13 February 2005

C. and I bought a house out in the hills beyond Sacramento, because, well, that's where we can afford a nice house. Fortunately, the commuting situation from Sac into the Bay Area had much improved: a straight, smooth concrete walkway had been constructed high above everything else, hundreds of feet off the ground, stretching from Sac to the northern part of Contra Costa County. And something about the new type of concrete used meant that you could walk on it at very high speed, and bike insanely quickly-- much faster than a car. (It did no moving of its own; it was simply some newly invented material on which all movement was, like, multiplied by a factor of eight.)

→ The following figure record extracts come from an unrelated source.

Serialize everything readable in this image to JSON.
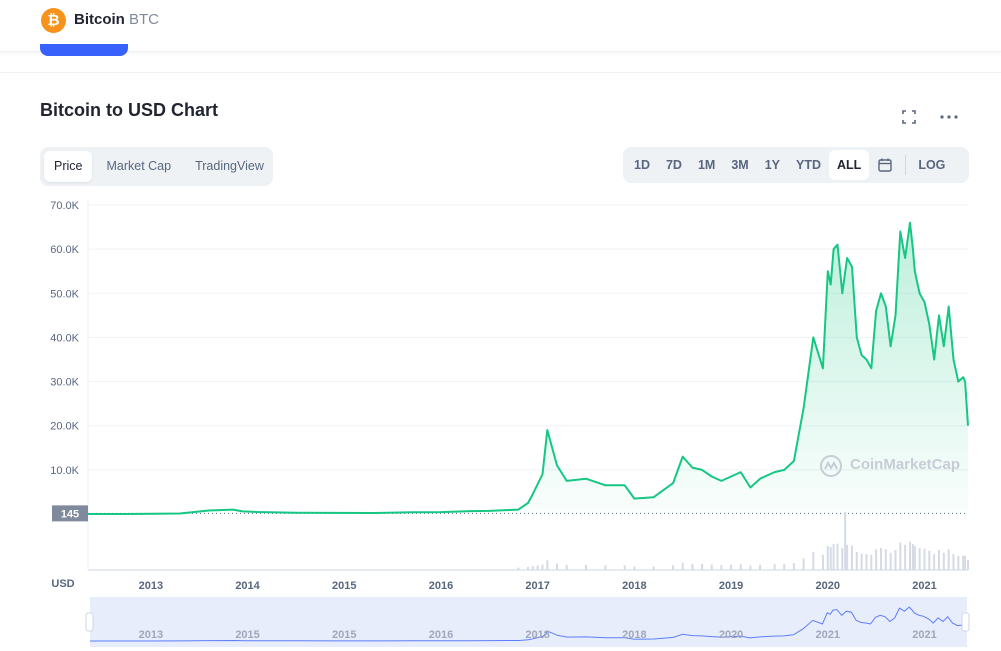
{
  "header": {
    "coin_name": "Bitcoin",
    "coin_symbol": "BTC",
    "logo_glyph": "₿",
    "logo_color": "#f7931a"
  },
  "chart_header": {
    "title": "Bitcoin to USD Chart"
  },
  "view_tabs": [
    {
      "label": "Price",
      "active": true
    },
    {
      "label": "Market Cap",
      "active": false
    },
    {
      "label": "TradingView",
      "active": false
    }
  ],
  "range_tabs": [
    {
      "label": "1D",
      "active": false
    },
    {
      "label": "7D",
      "active": false
    },
    {
      "label": "1M",
      "active": false
    },
    {
      "label": "3M",
      "active": false
    },
    {
      "label": "1Y",
      "active": false
    },
    {
      "label": "YTD",
      "active": false
    },
    {
      "label": "ALL",
      "active": true
    }
  ],
  "log_label": "LOG",
  "icons": {
    "expand": "expand-icon",
    "more": "more-icon",
    "calendar": "calendar-icon"
  },
  "watermark": "CoinMarketCap",
  "colors": {
    "line": "#16c784",
    "accent": "#3861fb",
    "nav_line": "#3861fb"
  },
  "chart_data": {
    "type": "area",
    "ylabel": "USD",
    "y_ticks": [
      "70.0K",
      "60.0K",
      "50.0K",
      "40.0K",
      "30.0K",
      "20.0K",
      "10.0K"
    ],
    "y_tick_values": [
      70000,
      60000,
      50000,
      40000,
      30000,
      20000,
      10000
    ],
    "ylim": [
      0,
      70000
    ],
    "baseline_label": "145",
    "baseline_value": 145,
    "x_ticks": [
      "2013",
      "2014",
      "2015",
      "2016",
      "2017",
      "2018",
      "2019",
      "2020",
      "2021"
    ],
    "x_tick_values": [
      2013.0,
      2014.0,
      2015.0,
      2016.0,
      2017.0,
      2018.0,
      2019.0,
      2020.0,
      2021.0
    ],
    "xlim": [
      2012.35,
      2021.45
    ],
    "nav_x_ticks": [
      "2013",
      "2015",
      "2015",
      "2016",
      "2018",
      "2018",
      "2020",
      "2021",
      "2021"
    ],
    "series": [
      {
        "x": [
          2012.35,
          2012.6,
          2012.9,
          2013.3,
          2013.6,
          2013.85,
          2013.95,
          2014.1,
          2014.5,
          2014.9,
          2015.3,
          2015.7,
          2016.0,
          2016.3,
          2016.5,
          2016.8,
          2016.9,
          2016.95,
          2017.0,
          2017.05,
          2017.1,
          2017.2,
          2017.3,
          2017.5,
          2017.7,
          2017.9,
          2018.0,
          2018.2,
          2018.4,
          2018.5,
          2018.6,
          2018.7,
          2018.8,
          2018.9,
          2019.0,
          2019.1,
          2019.2,
          2019.3,
          2019.45,
          2019.55,
          2019.65,
          2019.75,
          2019.85,
          2019.95,
          2020.0,
          2020.03,
          2020.06,
          2020.1,
          2020.15,
          2020.2,
          2020.25,
          2020.3,
          2020.35,
          2020.4,
          2020.45,
          2020.5,
          2020.55,
          2020.6,
          2020.65,
          2020.7,
          2020.75,
          2020.8,
          2020.85,
          2020.88,
          2020.9,
          2020.95,
          2021.0,
          2021.05,
          2021.1,
          2021.15,
          2021.2,
          2021.25,
          2021.3,
          2021.35,
          2021.4,
          2021.42,
          2021.45
        ],
        "y": [
          5,
          10,
          13,
          120,
          800,
          1000,
          600,
          450,
          300,
          250,
          230,
          400,
          430,
          650,
          700,
          1000,
          2500,
          4500,
          6800,
          9000,
          19000,
          11000,
          7500,
          8000,
          6500,
          6500,
          3500,
          3800,
          7000,
          13000,
          10500,
          10000,
          8500,
          7500,
          8500,
          9500,
          6000,
          8000,
          9500,
          10000,
          12000,
          24000,
          40000,
          33000,
          55000,
          52000,
          60000,
          61000,
          50000,
          58000,
          56000,
          40000,
          36000,
          35000,
          33000,
          46000,
          50000,
          47000,
          38000,
          45000,
          64000,
          58000,
          66000,
          60000,
          55000,
          50000,
          48000,
          43000,
          35000,
          45000,
          38000,
          47000,
          35000,
          30000,
          31000,
          30000,
          20000
        ]
      }
    ]
  }
}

It also helped that I figured out a way for us to pull our legs in to half their length and stretch our arms to double size, so that we could move along like an ape. It turns out this is a very easy thing to do once you figure out how to bend a couple of joints slightly differently. I wish I could remember how I did it, because it kicked ass and it really worked. C. and I tore along like cheetahs, low to the ground, on our knuckles.

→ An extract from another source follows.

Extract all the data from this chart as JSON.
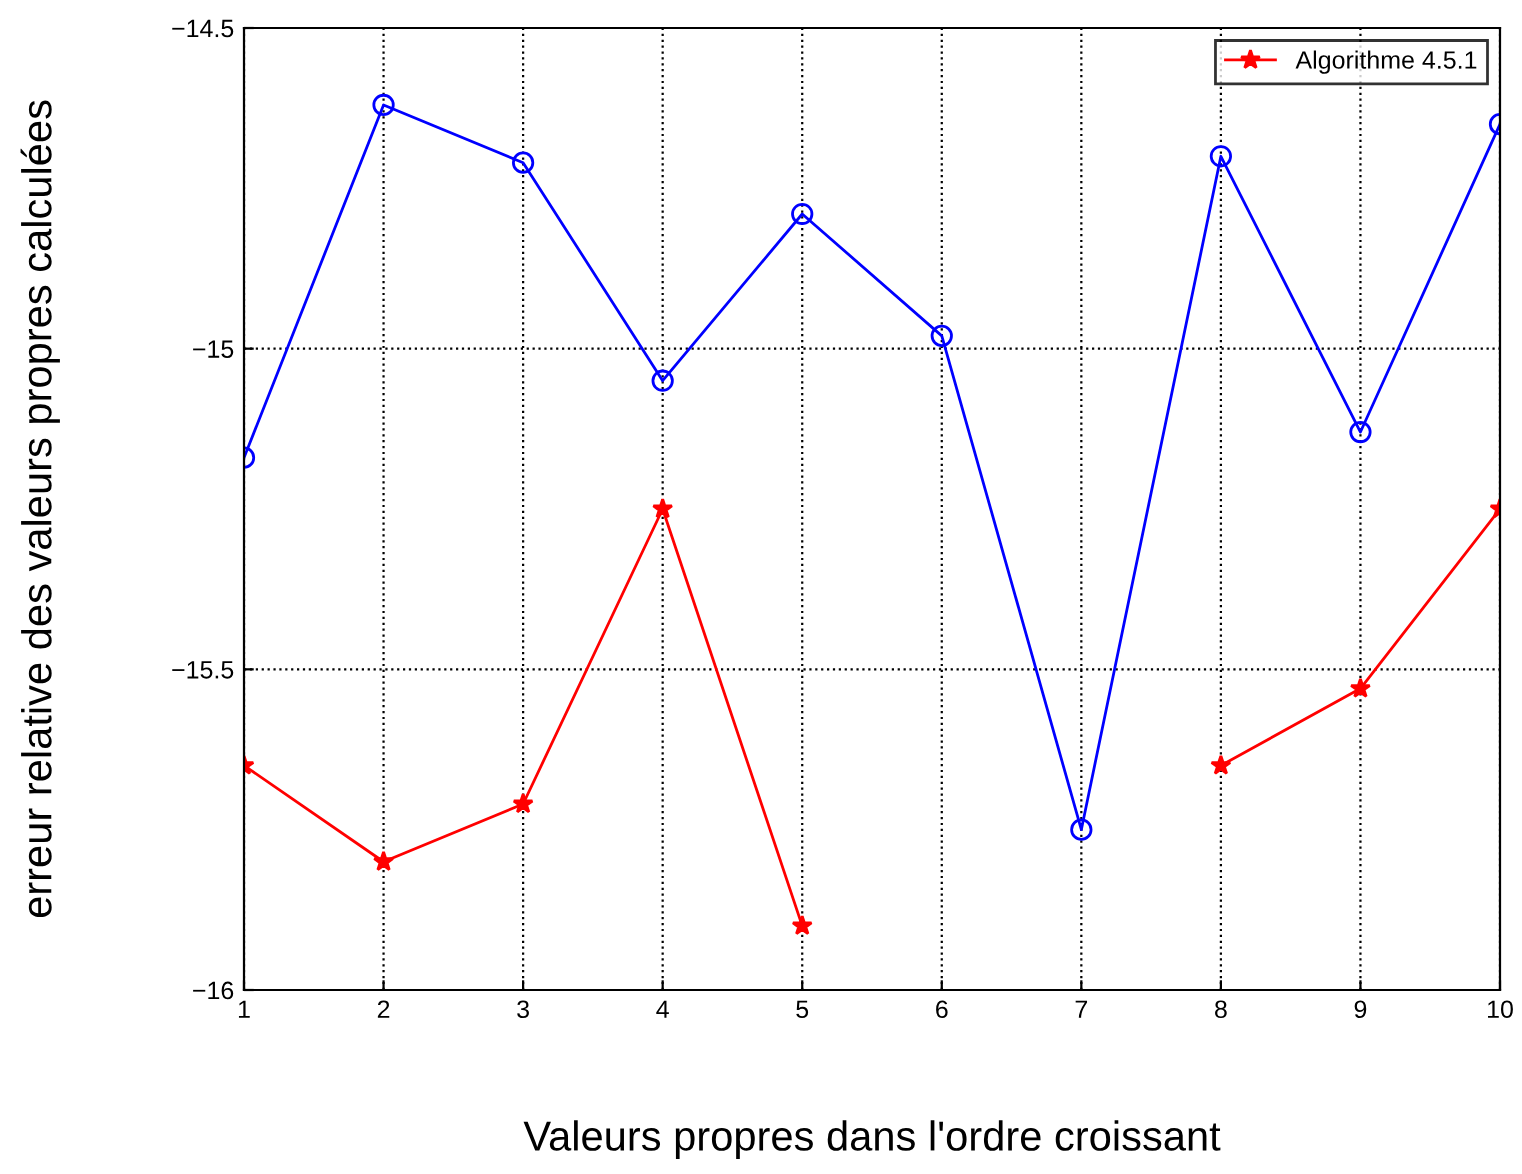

At the Contra Costa end of the walkway, there was a series of stairs back down to the ground, many hundreds of feet down. This was the part that slowed most travelers, but not us: with our long arms we just braced a hand against each wall of the stairwell and leapt down the shaft, braking our fall with our long arms. Exhilarating descent!

At the base of the stairs, there was a train hub with bullet trains going everywhere, ready to take us to the South Bay. But first we went into an office building that had been turned into a mall-- instead of a long sprawling horizontal mall with stores lined up in rows along the sides, there were a handful of shops on each floor, and they were stacked floor after floor after floor. We could brachiate up and down between floors rapidly, of course.

But mostly I wanted breakfast, and it looked like most of the shops had already gone out of business. Fortunately, there was a breakfast place on the basement level. It advertised the cheapest breakfast in the Bay Area. Their menu made no sense, I couldn't tell what any of the stuff they were offering was; it was more like car parts than food, it seemed like. I asked if they had, you know, sausage and eggs and pancakes. "Oh, sure," the counter guy says, "twenty-five cents an item, all items."

So I ordered two eggs, two pancakes, two sausage, and two slices of toast, plus an orange juice. Nine items, $2.25. What a bargain! But then he started dealing the items one at a time onto my plate, just tossed 'em on their with his hand: a fried egg, a sausage, another egg, a pancake... It was the most unappealing food I've ever seen.